Oblivion isn't really a twitch action game, for the most part, so you might get away with running at Ultra Quality and 1600x1200, as we did for this test. I'd probably drop down to a lower resolution or quality setting with the X1900 GT, though. The GeForce 7900 GS is in the same boat, with slightly lower average and minimum frame rates than the X1900 GT.

Fortunately, having a Radeon gives you better options on the quality front. I've mentioned it before, but it holds true for the X1900 GT: the ATI cards' visuals simply look better in this game thanks to a superior anisotropic filtering algorithm that produces less texture sparkle, moire, and other forms of high-frequency noise, especially on the cobblestone streets of the city. This difference isn't so apparent in every area of every game, but it was pronounced in our experience with Oblivion.

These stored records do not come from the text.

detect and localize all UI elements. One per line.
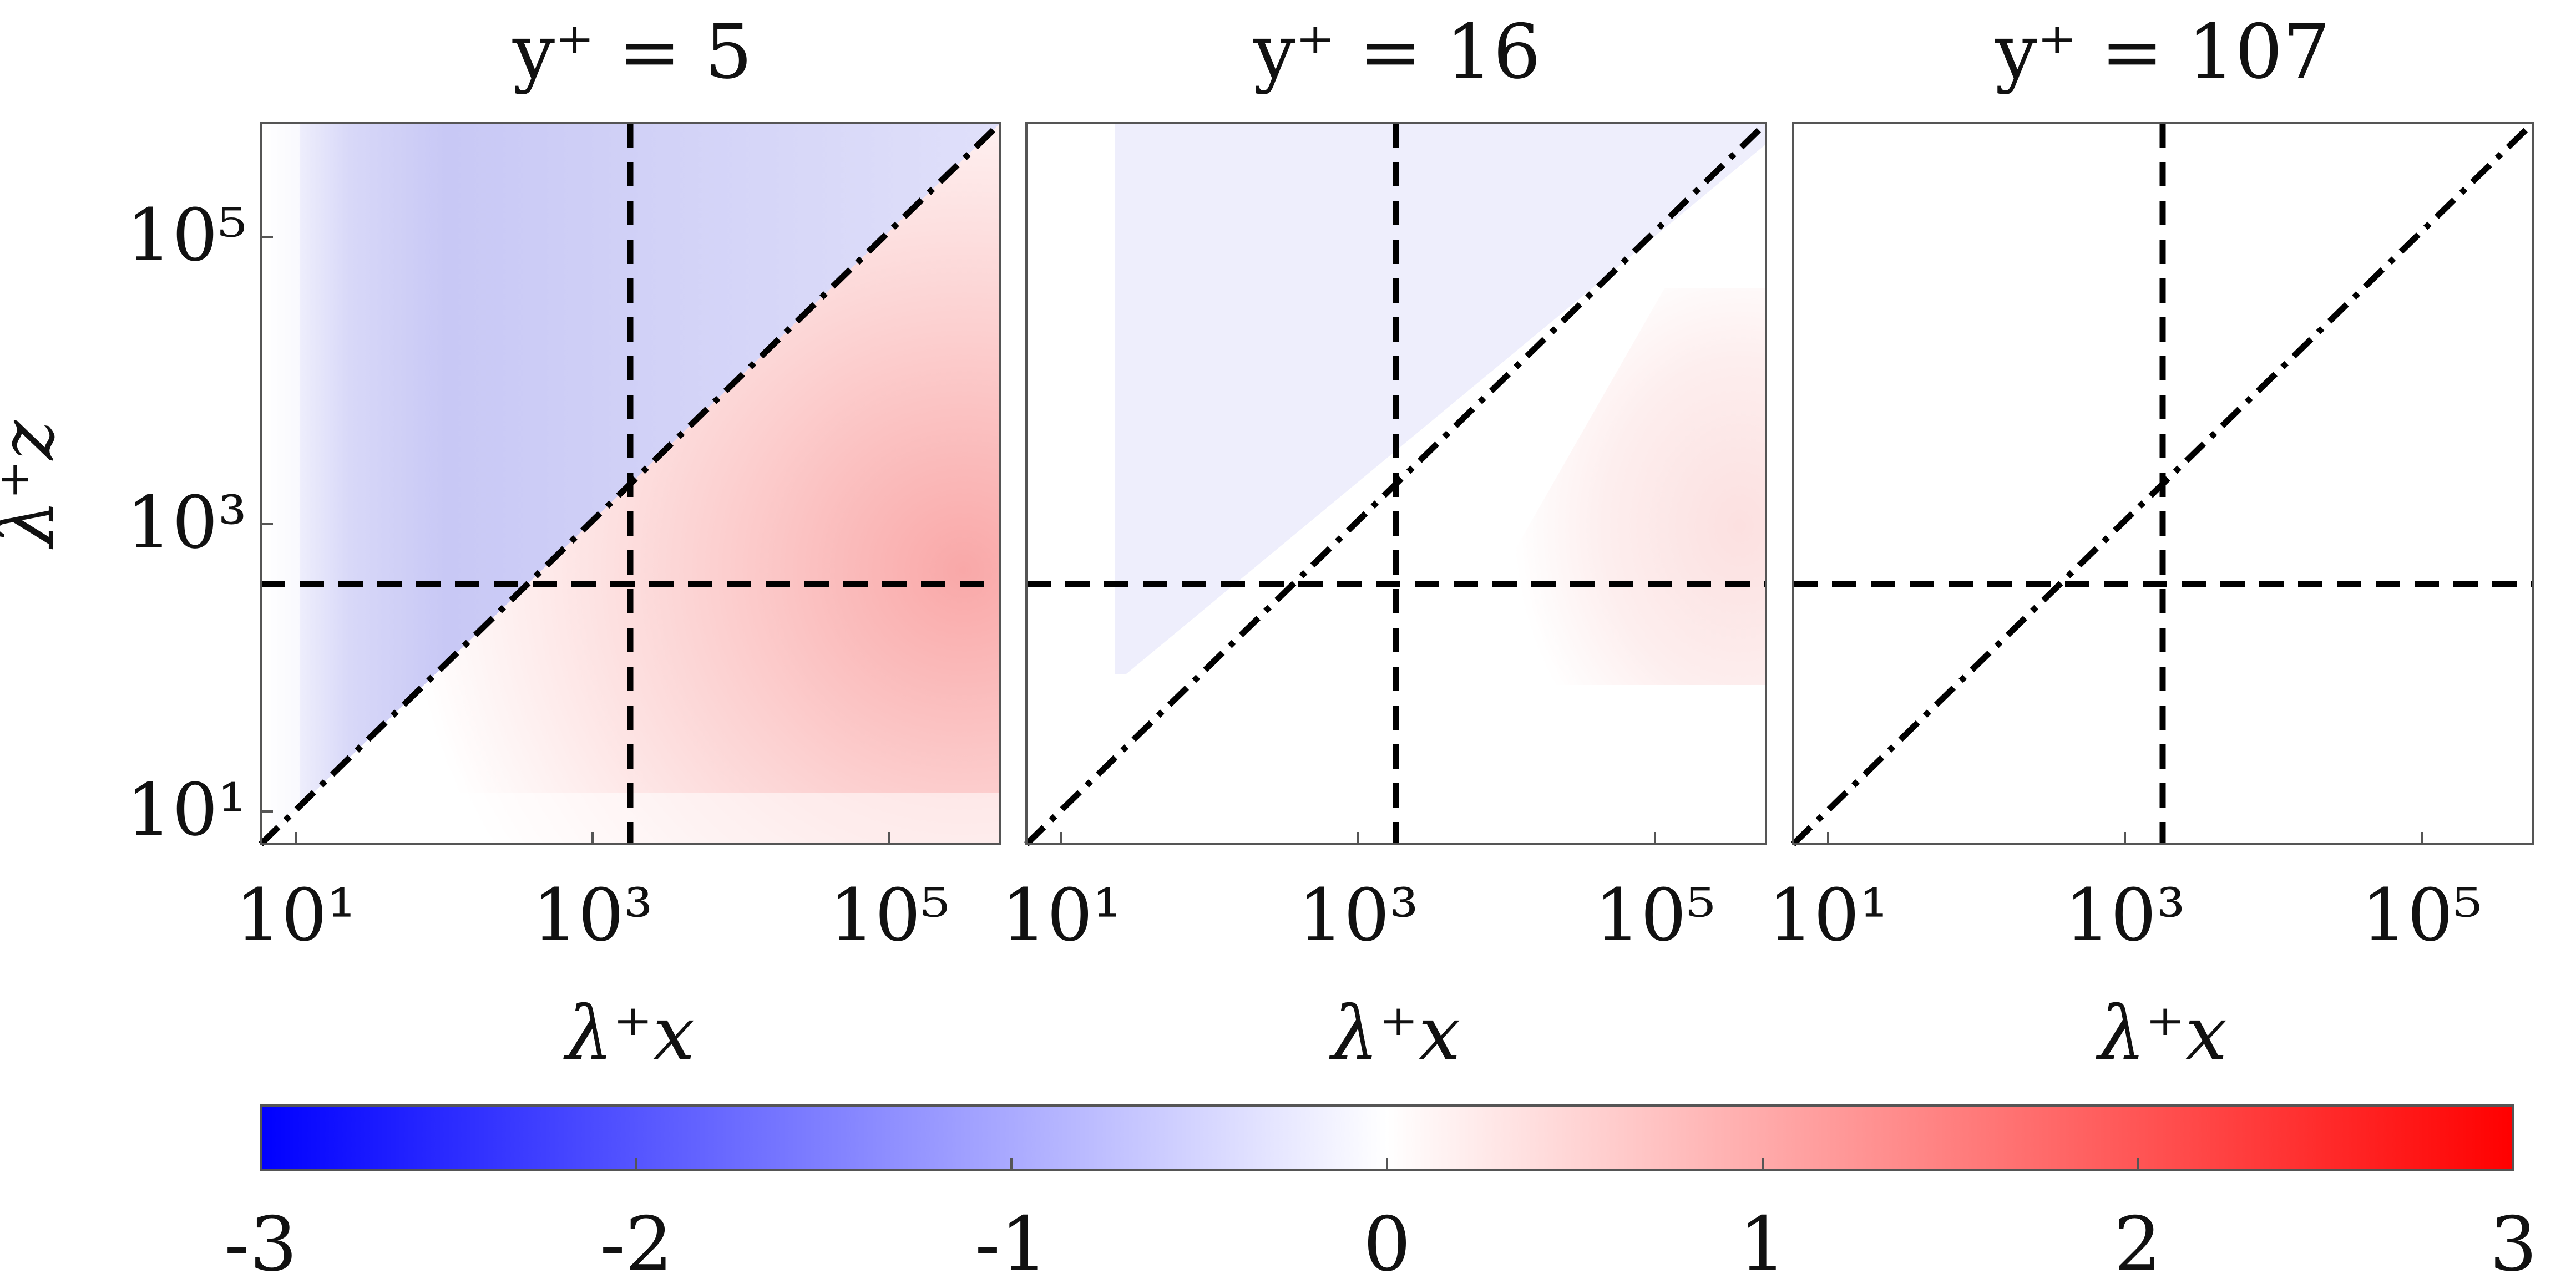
colorbar-tick-label: 1 <box>1739 1201 1787 1284</box>
plot-frame <box>1792 122 2534 845</box>
x-tick-label: 10³ <box>1298 873 1419 957</box>
x-tick-label: 10⁵ <box>829 873 950 957</box>
x-axis-ticks <box>1060 832 1656 844</box>
positive-region-bottom-fade <box>261 793 1000 844</box>
x-axis-label: λ⁺x <box>563 990 695 1077</box>
panel-title: y⁺ = 107 <box>1995 8 2330 95</box>
plot-frame <box>260 122 1001 845</box>
x-axis-label: λ⁺x <box>1329 990 1461 1077</box>
negative-region <box>1115 123 1766 674</box>
x-tick-label: 10³ <box>532 873 653 957</box>
panel-y16: y⁺ = 16 10¹ 10³ 10⁵ λ⁺x <box>1001 8 1768 1077</box>
x-tick-label: 10³ <box>2064 873 2185 957</box>
x-tick-label: 10¹ <box>1768 873 1889 957</box>
x-axis-label: λ⁺x <box>2096 990 2228 1077</box>
y-axis-label: λ⁺z <box>0 420 70 550</box>
colorbar: -3 -2 -1 0 1 2 3 <box>224 1104 2537 1284</box>
colorbar-tick-label: 2 <box>2114 1201 2162 1284</box>
x-tick-label: 10⁵ <box>2361 873 2482 957</box>
panel-title: y⁺ = 5 <box>512 8 752 95</box>
plot-frame <box>1025 122 1767 845</box>
colorbar-tick-label: 0 <box>1363 1201 1411 1284</box>
panel-y5: y⁺ = 5 10¹ 10³ 10⁵ 10¹ 10³ 10⁵ λ⁺x λ⁺z <box>0 8 1003 1077</box>
x-tick-label: 10⁵ <box>1595 873 1715 957</box>
colorbar-tick-label: 3 <box>2489 1201 2537 1284</box>
colorbar-tick-label: -3 <box>224 1201 297 1284</box>
x-axis-ticks <box>295 832 890 844</box>
negative-region-edge-fade <box>261 123 300 844</box>
y-tick-label: 10¹ <box>126 768 247 852</box>
colorbar-ticks <box>635 1158 2139 1170</box>
colorbar-tick-label: -1 <box>975 1201 1048 1284</box>
positive-region <box>1443 288 1766 685</box>
y-axis-ticks <box>261 236 273 813</box>
y-tick-label: 10⁵ <box>126 193 247 277</box>
colorbar-tick-label: -2 <box>600 1201 673 1284</box>
panel-title: y⁺ = 16 <box>1253 8 1541 95</box>
x-tick-label: 10¹ <box>235 873 356 957</box>
panel-y107: y⁺ = 107 10¹ 10³ 10⁵ λ⁺x <box>1768 8 2535 1077</box>
y-tick-label: 10³ <box>126 480 247 565</box>
x-axis-ticks <box>1827 832 2423 844</box>
x-tick-label: 10¹ <box>1001 873 1122 957</box>
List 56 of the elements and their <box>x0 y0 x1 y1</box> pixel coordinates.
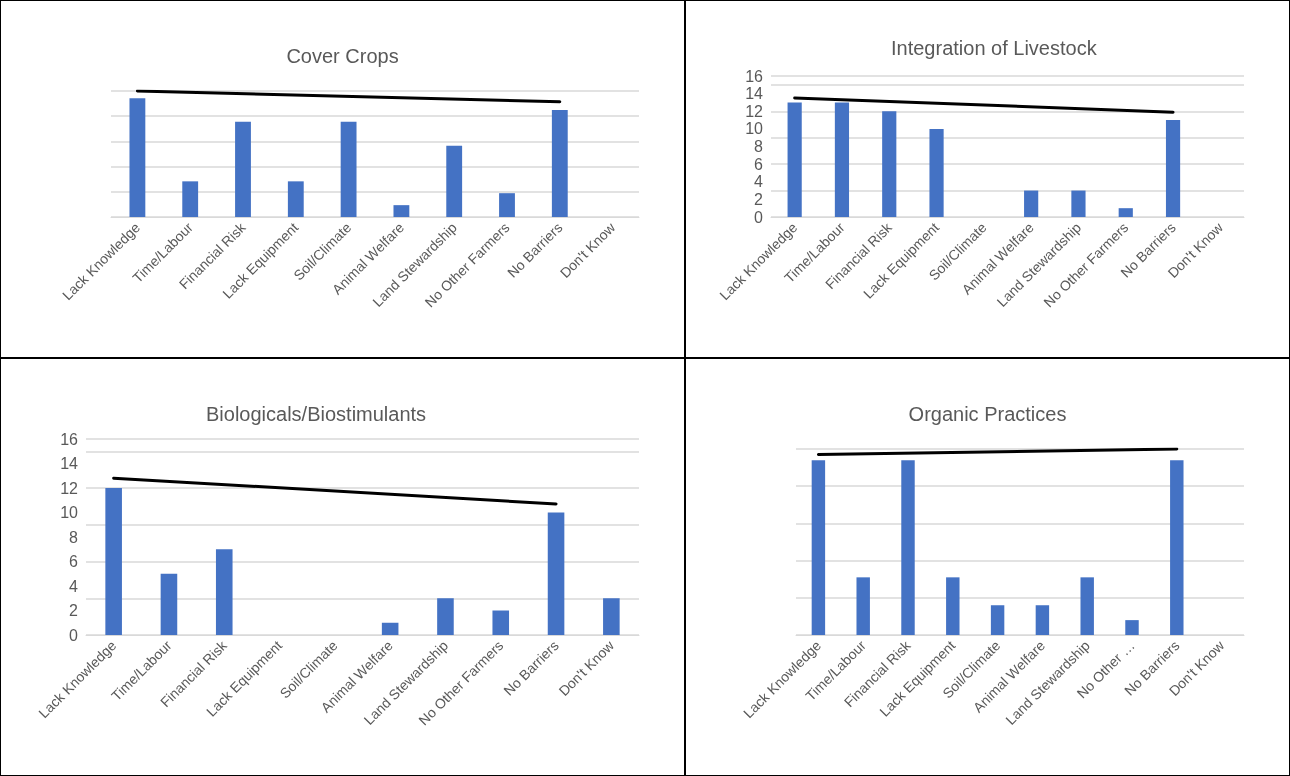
chart-title: Integration of Livestock <box>891 37 1098 59</box>
bar <box>1071 190 1086 217</box>
bar <box>787 102 802 217</box>
bar <box>990 605 1005 635</box>
y-tick-label: 14 <box>60 455 79 472</box>
bar <box>160 573 178 635</box>
y-tick-label: 10 <box>745 120 764 138</box>
bar <box>1024 190 1039 217</box>
y-tick-label: 6 <box>754 155 764 173</box>
y-tick-label: 4 <box>754 173 764 191</box>
y-tick-label: 8 <box>69 528 79 546</box>
bar <box>105 488 122 635</box>
bar <box>551 110 568 217</box>
bar <box>129 98 146 217</box>
y-tick-label: 4 <box>69 577 79 595</box>
y-tick-label: 8 <box>754 138 764 155</box>
y-tick-label: 12 <box>745 102 764 120</box>
y-tick-label: 2 <box>754 190 764 208</box>
bar <box>1080 577 1094 635</box>
bar <box>381 622 399 635</box>
bar <box>603 598 620 635</box>
bar <box>1165 120 1181 217</box>
bar <box>1170 460 1184 635</box>
y-tick-label: 10 <box>60 504 79 521</box>
y-tick-label: 16 <box>745 67 764 85</box>
bar <box>547 512 565 635</box>
bar <box>287 181 304 217</box>
bar <box>499 193 515 217</box>
bar <box>215 549 233 635</box>
y-tick-label: 6 <box>69 553 79 570</box>
bar <box>946 577 960 635</box>
bar <box>1125 620 1139 635</box>
bar <box>882 111 897 217</box>
y-tick-label: 0 <box>754 208 764 226</box>
bar <box>901 460 915 635</box>
bar <box>811 460 826 635</box>
bar <box>437 598 454 635</box>
chart-title: Biologicals/Biostimulants <box>206 403 427 425</box>
bar <box>235 121 251 217</box>
y-tick-label: 12 <box>60 479 79 497</box>
bar <box>446 145 463 217</box>
y-tick-label: 16 <box>60 430 79 448</box>
y-tick-label: 2 <box>69 602 79 619</box>
bar <box>1118 208 1133 217</box>
chart-title: Organic Practices <box>908 403 1067 425</box>
bar <box>1035 605 1050 635</box>
bar <box>340 121 357 217</box>
bar <box>856 577 870 635</box>
chart-title: Cover Crops <box>286 45 399 67</box>
bar <box>393 205 410 217</box>
y-tick-label: 0 <box>69 626 79 644</box>
bar <box>492 610 510 635</box>
bar <box>834 102 850 217</box>
y-tick-label: 14 <box>745 85 764 103</box>
bar <box>182 181 199 217</box>
bar <box>929 128 944 217</box>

The Radeon X1000 series can also run this game with both high-dynamic-range lighting (a must to get Oblivion's full visual impact) and edge antialiasing enabled, thanks to a patched version of ATI's drivers. Due to certain hardware limitations, current GeForce 7-series cards cannot.

Ghost Recon Advanced Warfighter
We tested GRAW with FRAPS, as well. We cranked up all of the quality settings for this game, with the exception of antialiasing. However, GRAW doesn't allow cards with 256MB of memory to run with its highest texture quality setting, so those cards were all running at the game's "Medium" texture quality.

The X1900 GT matches the GeForce 7900 GS step for step once again. Running GRAW at 1280x1024 with these quality settings is asking a bit much from the X1900 GT, but the same is true of the 7900 GS.